Tackling an album like A Séance of Dark Delusions is as much of an honour for a music journalist, as it is impossible. As a duo, Nordic Giants are as elusive as they come: on social media sites their hometown is unknown, their full names are never used and on stage they can be seen covered in feathers and fog, making their appearance unrecognisable. The ambiguous nature of the duo partnered up with their interesting musical techniques makes for something truly breath-taking. In A Séance of Dark Delusions, Nordic Giants have taken an array of instruments ranging from keys and synths to bowed guitars and trumpets, to make an extraordinary sounding record which is incomparable to anything that’s been released in recent years.
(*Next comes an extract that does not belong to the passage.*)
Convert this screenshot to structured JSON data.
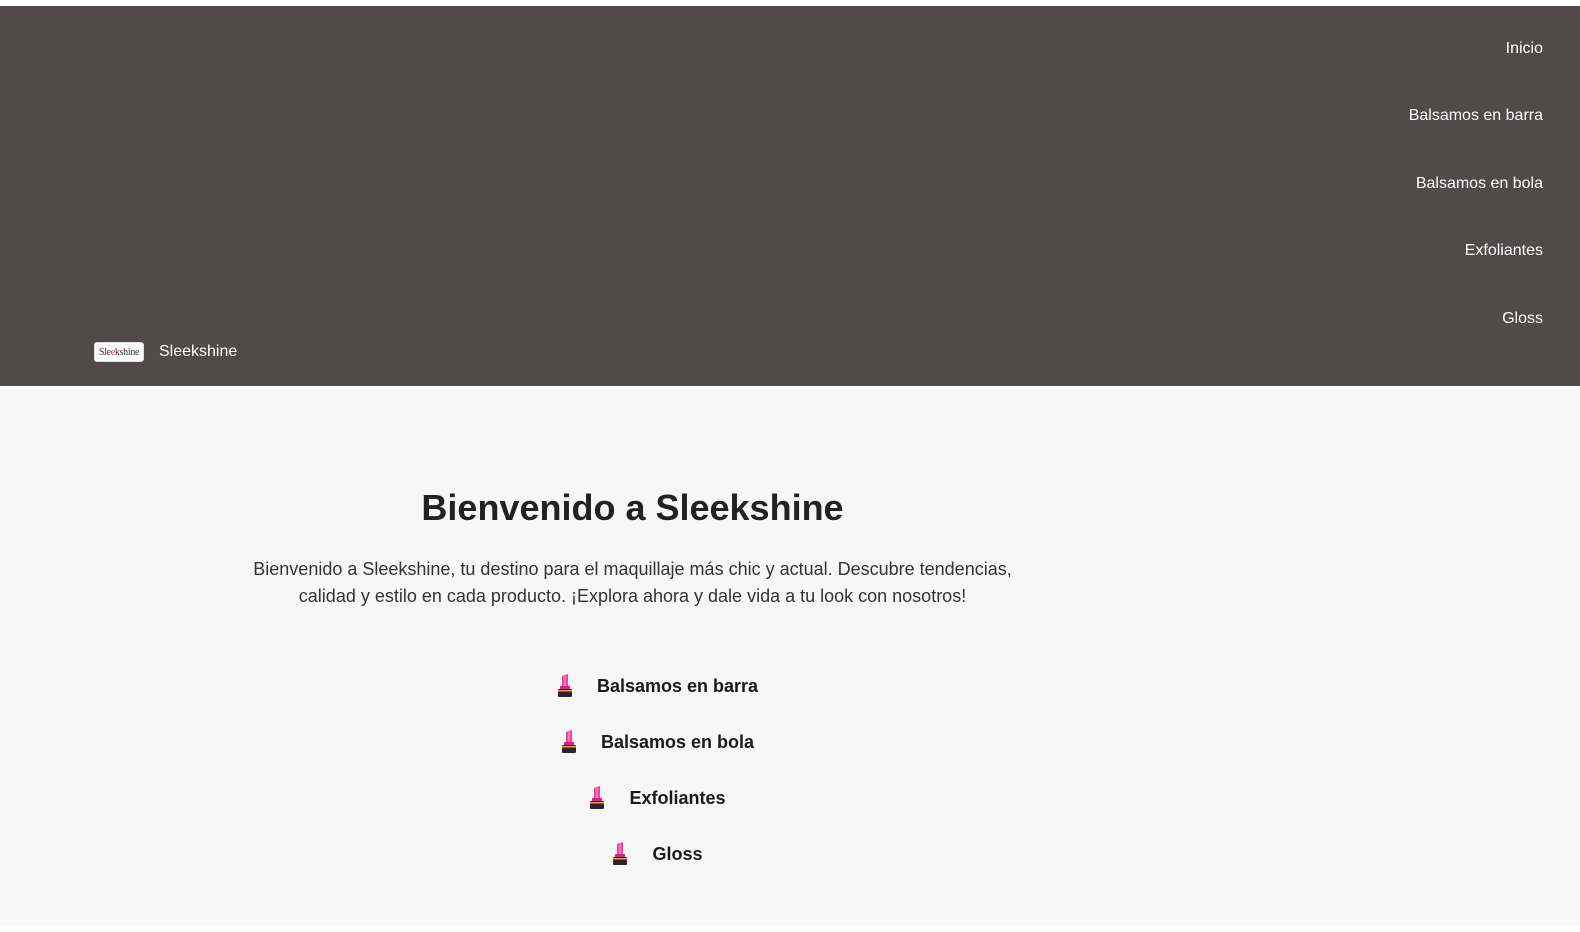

Epic opener, ‘Elysian Skies’ instantly forebodes the dismal themes of the album with building synths and experimental noise flooding the track. This fluidity and the feeling that you should be watching a thriller transitions into ‘Evolve or Perish’. Taking samples from the recently deceased, Michael Ruppert, ‘Evolve of Perish’ becomes a chilling séance in itself. Placing the quote, “The planet is being destroyed all around us, using money try to address that problem, and shooting yourself in the foot” over eloquent keys, and floundering guitars and drums, expresses the ruthlessness of Nordic Giants and the messages they’re trying to convey.
Nordic Giants understand and feel their music. The instruments are given a breath of life, piling the emotion on to the record. Beth Cannon’s exquisite vocals makes their sound even more personal as they swoon over the sombre, but empowering piano. Frejya’s angelic voice in ‘Give Flight to the Imagination’ as she sings, “This is utopia, this is the promised land” gives a feeling of hope and wonder amidst the overwhelming sound of darkness and defeat from the otherwise weeping keys and synths.
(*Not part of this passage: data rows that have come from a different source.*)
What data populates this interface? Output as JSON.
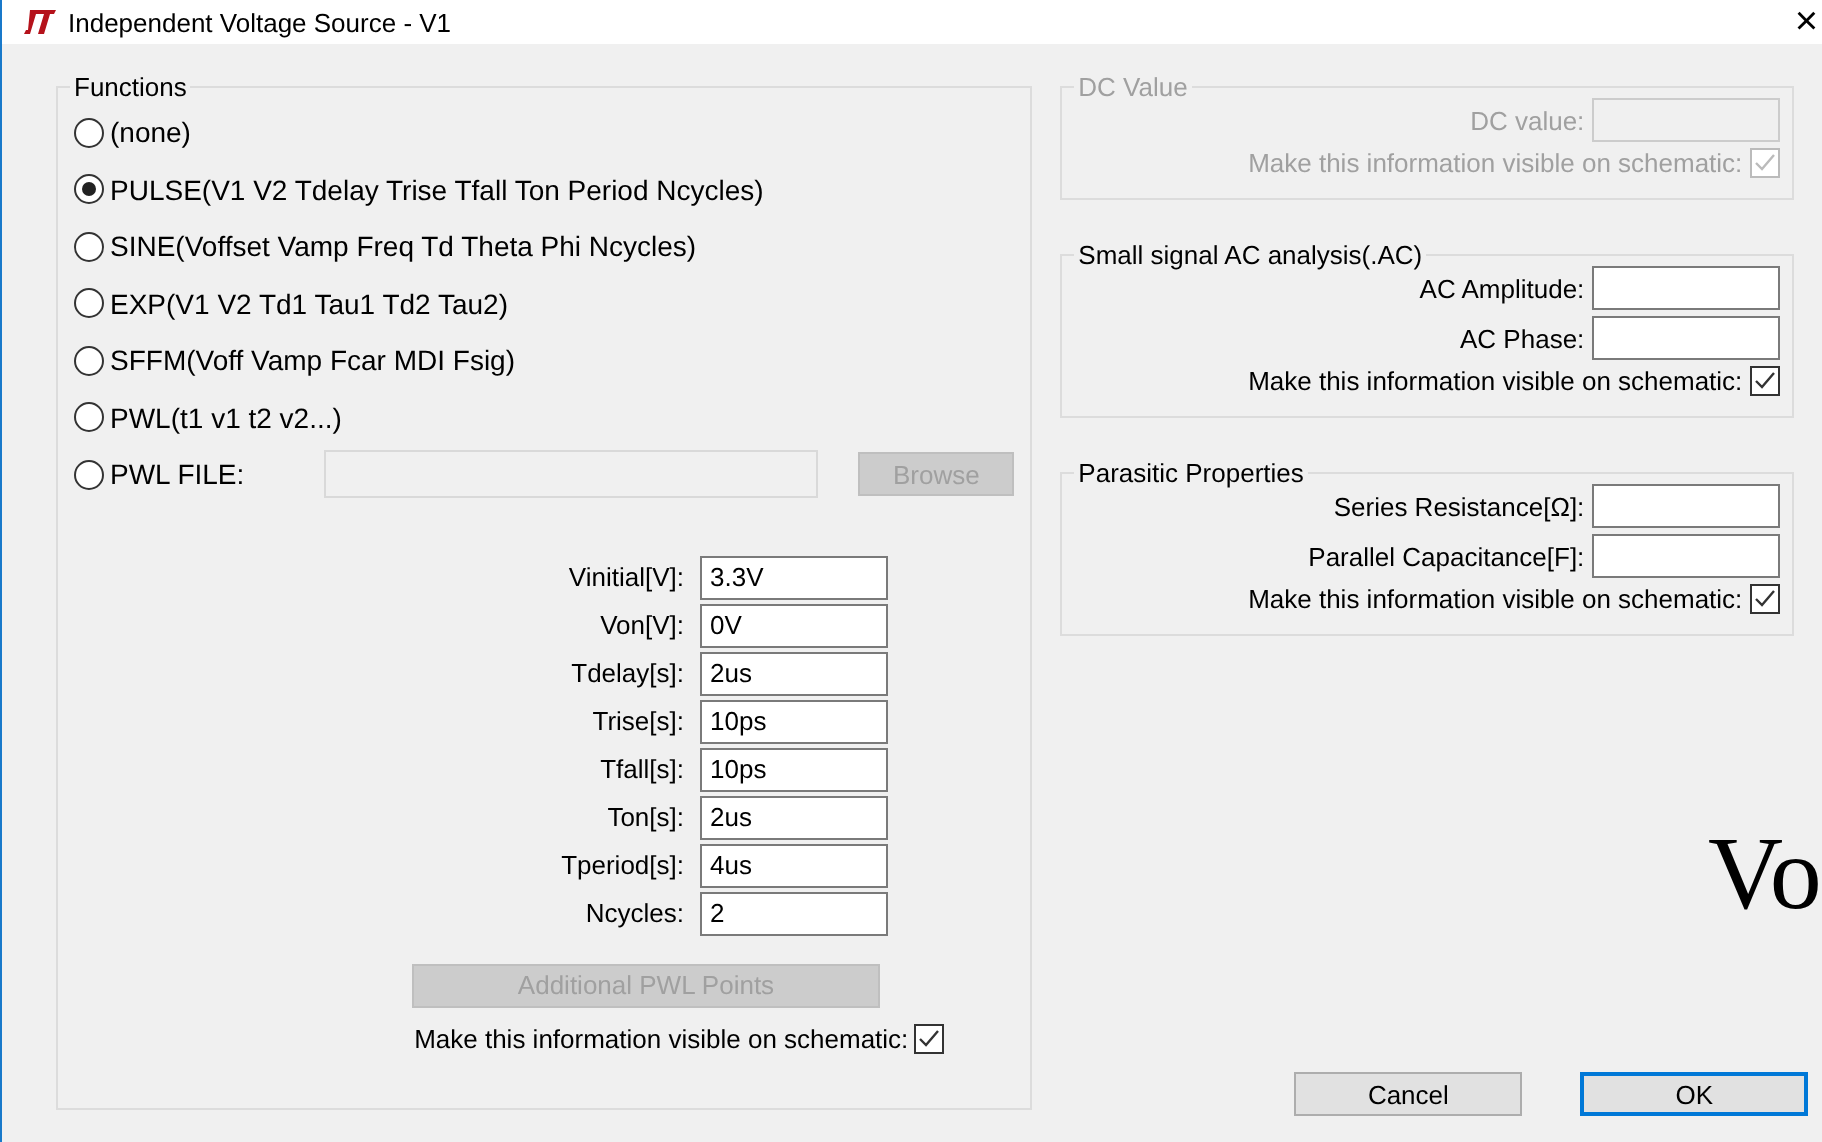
{
  "window": {
    "title": "Independent Voltage Source - V1",
    "close": "×"
  },
  "functions": {
    "title": "Functions",
    "options": [
      {
        "label": "(none)",
        "selected": false
      },
      {
        "label": "PULSE(V1 V2 Tdelay Trise Tfall Ton Period Ncycles)",
        "selected": true
      },
      {
        "label": "SINE(Voffset Vamp Freq Td Theta Phi Ncycles)",
        "selected": false
      },
      {
        "label": "EXP(V1 V2 Td1 Tau1 Td2 Tau2)",
        "selected": false
      },
      {
        "label": "SFFM(Voff Vamp Fcar MDI Fsig)",
        "selected": false
      },
      {
        "label": "PWL(t1 v1 t2 v2...)",
        "selected": false
      },
      {
        "label": "PWL FILE:",
        "selected": false,
        "kind": "file"
      }
    ],
    "browse": {
      "label": "Browse",
      "disabled": true
    },
    "parameters": [
      {
        "label": "Vinitial[V]:",
        "value": "3.3V"
      },
      {
        "label": "Von[V]:",
        "value": "0V"
      },
      {
        "label": "Tdelay[s]:",
        "value": "2us"
      },
      {
        "label": "Trise[s]:",
        "value": "10ps"
      },
      {
        "label": "Tfall[s]:",
        "value": "10ps"
      },
      {
        "label": "Ton[s]:",
        "value": "2us"
      },
      {
        "label": "Tperiod[s]:",
        "value": "4us"
      },
      {
        "label": "Ncycles:",
        "value": "2"
      }
    ],
    "pwl_button": {
      "label": "Additional PWL Points",
      "disabled": true
    },
    "visible": {
      "label": "Make this information visible on schematic:",
      "checked": true
    }
  },
  "groups": [
    {
      "title": "DC Value",
      "disabled": true,
      "fields": [
        {
          "label": "DC value:"
        }
      ],
      "visible": {
        "label": "Make this information visible on schematic:",
        "checked": true
      }
    },
    {
      "title": "Small signal AC analysis(.AC)",
      "disabled": false,
      "fields": [
        {
          "label": "AC Amplitude:"
        },
        {
          "label": "AC Phase:"
        }
      ],
      "visible": {
        "label": "Make this information visible on schematic:",
        "checked": true
      }
    },
    {
      "title": "Parasitic Properties",
      "disabled": false,
      "fields": [
        {
          "label": "Series Resistance[Ω]:"
        },
        {
          "label": "Parallel Capacitance[F]:"
        }
      ],
      "visible": {
        "label": "Make this information visible on schematic:",
        "checked": true
      }
    }
  ],
  "overlay_text": "Vo",
  "buttons": [
    {
      "label": "Cancel",
      "default": false
    },
    {
      "label": "OK",
      "default": true
    }
  ]
}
The poignancy of Nordic Giants builds into ferocious progressive rock in ‘Futures Dark’. Starting with a smashing of drums and guitars - the song changes the album's direction, becoming more forceful in invoking a response. Nadine Wild Palmer brings in a soulful sound, contrasting with the electric guitar and clattering drums, showing that Nordic Giants are more than capable of changing where required.
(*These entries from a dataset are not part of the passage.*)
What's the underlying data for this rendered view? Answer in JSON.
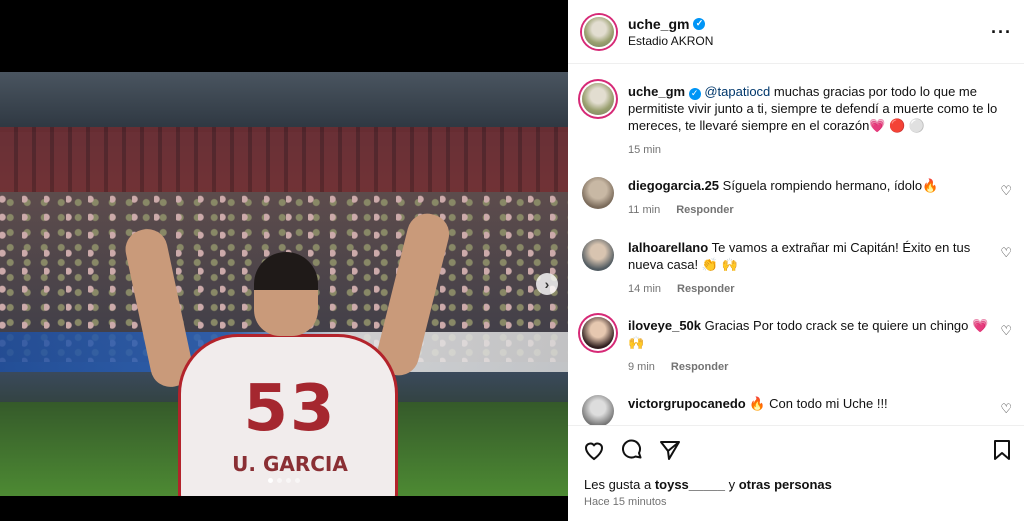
{
  "post": {
    "username": "uche_gm",
    "location": "Estadio AKRON",
    "more_label": "···",
    "jersey_number": "53",
    "jersey_name": "U. GARCIA",
    "carousel_next": "›"
  },
  "caption": {
    "username": "uche_gm",
    "mention": "@tapatiocd",
    "text": " muchas gracias por todo lo que me permitiste vivir junto a ti, siempre te defendí a muerte como te lo mereces, te llevaré siempre en el corazón💗 🔴 ⚪",
    "time": "15 min"
  },
  "comments": [
    {
      "username": "diegogarcia.25",
      "text": "Síguela rompiendo hermano, ídolo🔥",
      "time": "11 min",
      "reply": "Responder"
    },
    {
      "username": "lalhoarellano",
      "text": "Te vamos a extrañar mi Capitán! Éxito en tus nueva casa! 👏 🙌",
      "time": "14 min",
      "reply": "Responder"
    },
    {
      "username": "iloveye_50k",
      "text": "Gracias Por todo crack se te quiere un chingo 💗 🙌",
      "time": "9 min",
      "reply": "Responder"
    },
    {
      "username": "victorgrupocanedo",
      "text": "🔥 Con todo mi Uche !!!",
      "time": "",
      "reply": ""
    }
  ],
  "likes": {
    "prefix": "Les gusta a ",
    "user": "toyss_____",
    "middle": " y ",
    "others": "otras personas"
  },
  "timestamp": "Hace 15 minutos",
  "colors": {
    "verified": "#0095f6",
    "story_ring": "#d62976",
    "muted": "#737373",
    "jersey_red": "#a5272f"
  }
}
As beautiful and thought-provoking as this album is, it is not one for the faint-hearted. At times, it can be a draining listen, but there is so much more magnificence to this album than dread. Nordic Giants have created an incomprehensible record full of heart-aches and lessons for us all. At a time when the general election has left half the British population crushed, and the world is becoming increasingly unstable, you can’t help but think Nordic Giants have released their album right on time.